After winning World Series titles with the Yankees in 1977 and 1978, Blair was released early in the 1979 season. The Cincinnati Reds signed him as a free agent less than a month later, and Blair returned to the Yankees in May of 1980. He retired after the Yankees released him a second time, on July 1 of that year.
In his 17-year career, Blair, whose nickname, "Motormouth", came from his talkative nature, batted .250 with 134 home runs and 620 RBI, 1513 hits and 171 stolen bases in 1947 games played. He was also one of the top bunters in the game, recording at least 10 sacrifice hits four times in his career, including 17 during the 1975 season.
At the end of his playing career, Blair was hired as an outfield instructor for the Yankees in 1981. In August 1982, he was named the head coach at Fordham University. Blair only coached one season at Fordham with the team finishing with a 14-19 record. He would then go back to work as an outfield instructor with the Houston Astros and as a third base coach for the Orioles Triple A team in Rochester and worked in that capacity until 1985.
In 1989, he would play for the Gold Coast Suns in the newly formed Senior Professional Baseball Association, though the league would fold after the season. Blair would get his next shot at coaching in 1995 when he was named the manager of the Yonkers Hoot Owls in the newly formed Northeast League, an independent league of professional baseball. The team would last just one season and would finish a dismal 12-52.
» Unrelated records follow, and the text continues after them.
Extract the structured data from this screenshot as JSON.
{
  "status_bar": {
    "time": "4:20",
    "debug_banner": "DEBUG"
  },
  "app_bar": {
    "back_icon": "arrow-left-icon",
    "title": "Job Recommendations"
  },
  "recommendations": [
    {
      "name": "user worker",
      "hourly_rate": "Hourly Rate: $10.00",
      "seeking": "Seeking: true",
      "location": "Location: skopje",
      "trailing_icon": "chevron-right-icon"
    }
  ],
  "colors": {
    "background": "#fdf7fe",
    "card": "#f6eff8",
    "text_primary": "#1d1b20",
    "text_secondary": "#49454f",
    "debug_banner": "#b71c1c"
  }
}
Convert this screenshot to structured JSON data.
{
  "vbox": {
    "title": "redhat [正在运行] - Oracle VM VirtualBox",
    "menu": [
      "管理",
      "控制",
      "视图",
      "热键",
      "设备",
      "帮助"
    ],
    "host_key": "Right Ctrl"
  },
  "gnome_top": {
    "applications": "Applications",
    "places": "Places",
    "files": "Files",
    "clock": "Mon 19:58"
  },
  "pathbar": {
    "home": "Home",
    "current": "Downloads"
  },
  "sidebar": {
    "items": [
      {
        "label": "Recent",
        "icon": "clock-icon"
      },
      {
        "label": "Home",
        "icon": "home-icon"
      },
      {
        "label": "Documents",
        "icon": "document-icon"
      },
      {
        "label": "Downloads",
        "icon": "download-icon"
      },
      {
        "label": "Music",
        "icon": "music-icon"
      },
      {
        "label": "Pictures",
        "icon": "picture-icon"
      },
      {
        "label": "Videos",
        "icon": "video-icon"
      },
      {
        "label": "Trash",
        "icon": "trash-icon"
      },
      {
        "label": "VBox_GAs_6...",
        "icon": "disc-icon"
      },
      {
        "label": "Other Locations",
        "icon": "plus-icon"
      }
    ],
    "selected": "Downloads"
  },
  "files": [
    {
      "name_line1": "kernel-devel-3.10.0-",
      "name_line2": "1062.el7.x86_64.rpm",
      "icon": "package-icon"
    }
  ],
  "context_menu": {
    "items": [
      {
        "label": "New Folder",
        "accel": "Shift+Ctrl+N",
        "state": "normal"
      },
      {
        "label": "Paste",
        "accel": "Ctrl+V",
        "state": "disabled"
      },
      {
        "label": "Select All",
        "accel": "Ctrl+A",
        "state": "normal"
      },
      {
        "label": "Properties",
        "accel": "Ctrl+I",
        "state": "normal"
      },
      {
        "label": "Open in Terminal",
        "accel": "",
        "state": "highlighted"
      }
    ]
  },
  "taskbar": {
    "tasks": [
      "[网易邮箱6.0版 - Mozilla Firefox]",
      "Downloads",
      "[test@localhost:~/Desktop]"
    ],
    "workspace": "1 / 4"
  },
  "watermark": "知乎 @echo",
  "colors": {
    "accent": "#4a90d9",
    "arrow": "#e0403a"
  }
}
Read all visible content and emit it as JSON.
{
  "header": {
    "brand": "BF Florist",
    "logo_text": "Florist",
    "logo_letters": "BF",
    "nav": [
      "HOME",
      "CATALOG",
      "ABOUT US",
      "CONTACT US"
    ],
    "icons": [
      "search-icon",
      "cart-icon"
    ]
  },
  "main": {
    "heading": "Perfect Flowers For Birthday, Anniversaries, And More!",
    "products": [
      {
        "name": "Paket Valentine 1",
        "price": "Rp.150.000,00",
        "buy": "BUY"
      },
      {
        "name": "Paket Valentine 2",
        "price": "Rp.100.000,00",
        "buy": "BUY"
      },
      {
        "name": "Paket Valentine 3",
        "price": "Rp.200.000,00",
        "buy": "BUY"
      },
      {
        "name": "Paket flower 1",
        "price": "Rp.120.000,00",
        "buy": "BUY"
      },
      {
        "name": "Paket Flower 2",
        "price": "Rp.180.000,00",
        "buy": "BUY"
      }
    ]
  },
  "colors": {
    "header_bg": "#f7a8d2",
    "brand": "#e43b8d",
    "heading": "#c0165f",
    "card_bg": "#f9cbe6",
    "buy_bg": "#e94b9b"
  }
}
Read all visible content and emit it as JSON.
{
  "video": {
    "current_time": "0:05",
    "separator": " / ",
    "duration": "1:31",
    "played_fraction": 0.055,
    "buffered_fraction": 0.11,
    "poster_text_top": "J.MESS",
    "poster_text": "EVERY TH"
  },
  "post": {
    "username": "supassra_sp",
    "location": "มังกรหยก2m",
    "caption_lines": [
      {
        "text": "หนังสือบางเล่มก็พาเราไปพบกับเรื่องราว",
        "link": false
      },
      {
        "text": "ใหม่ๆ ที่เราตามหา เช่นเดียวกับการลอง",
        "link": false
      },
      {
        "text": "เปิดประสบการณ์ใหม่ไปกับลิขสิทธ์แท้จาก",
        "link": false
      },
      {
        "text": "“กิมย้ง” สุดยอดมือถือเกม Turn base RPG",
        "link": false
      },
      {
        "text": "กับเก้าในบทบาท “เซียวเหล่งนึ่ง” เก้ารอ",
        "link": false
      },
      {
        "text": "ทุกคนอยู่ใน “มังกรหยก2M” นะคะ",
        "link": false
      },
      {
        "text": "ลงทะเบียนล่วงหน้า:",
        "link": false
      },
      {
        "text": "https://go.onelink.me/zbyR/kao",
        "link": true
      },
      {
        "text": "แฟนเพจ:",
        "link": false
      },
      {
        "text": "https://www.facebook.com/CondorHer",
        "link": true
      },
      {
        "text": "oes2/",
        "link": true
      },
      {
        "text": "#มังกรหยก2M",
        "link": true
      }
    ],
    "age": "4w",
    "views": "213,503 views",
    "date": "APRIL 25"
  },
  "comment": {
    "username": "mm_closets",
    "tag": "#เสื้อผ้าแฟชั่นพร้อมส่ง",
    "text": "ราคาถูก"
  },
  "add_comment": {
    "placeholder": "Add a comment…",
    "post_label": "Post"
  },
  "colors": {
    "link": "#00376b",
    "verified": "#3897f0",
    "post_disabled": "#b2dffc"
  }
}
Blair would get his next, and last, shot at coaching in 1998 when he was named as the head coach for the Coppin State College baseball team. Blair would coach the team from 1998-2002. Unfortunately, his overall record at Coppin State would be a disappointing 30-185.
After his retirement from coaching, Blair lived in Woodstock, Maryland with his wife, Gloria. In his retirement, Blair often appeared in celebrity golf and bowling tournaments. At the time of his death, he was known for working out at Triangle Fitness in Eldersburg, Maryland and bowling at Kings Point Lanes in Reisterstown, Maryland. His son Paul Blair III played eight years in the minors for the San Francisco Giants and the Chicago Cubs.
On December 26, 2013, Blair suffered a heart attack and lost consciousness while playing in a celebrity bowling tournament in Pikesville, Maryland. He was taken by ambulance to Sinai Hospital in Baltimore, where he was pronounced dead.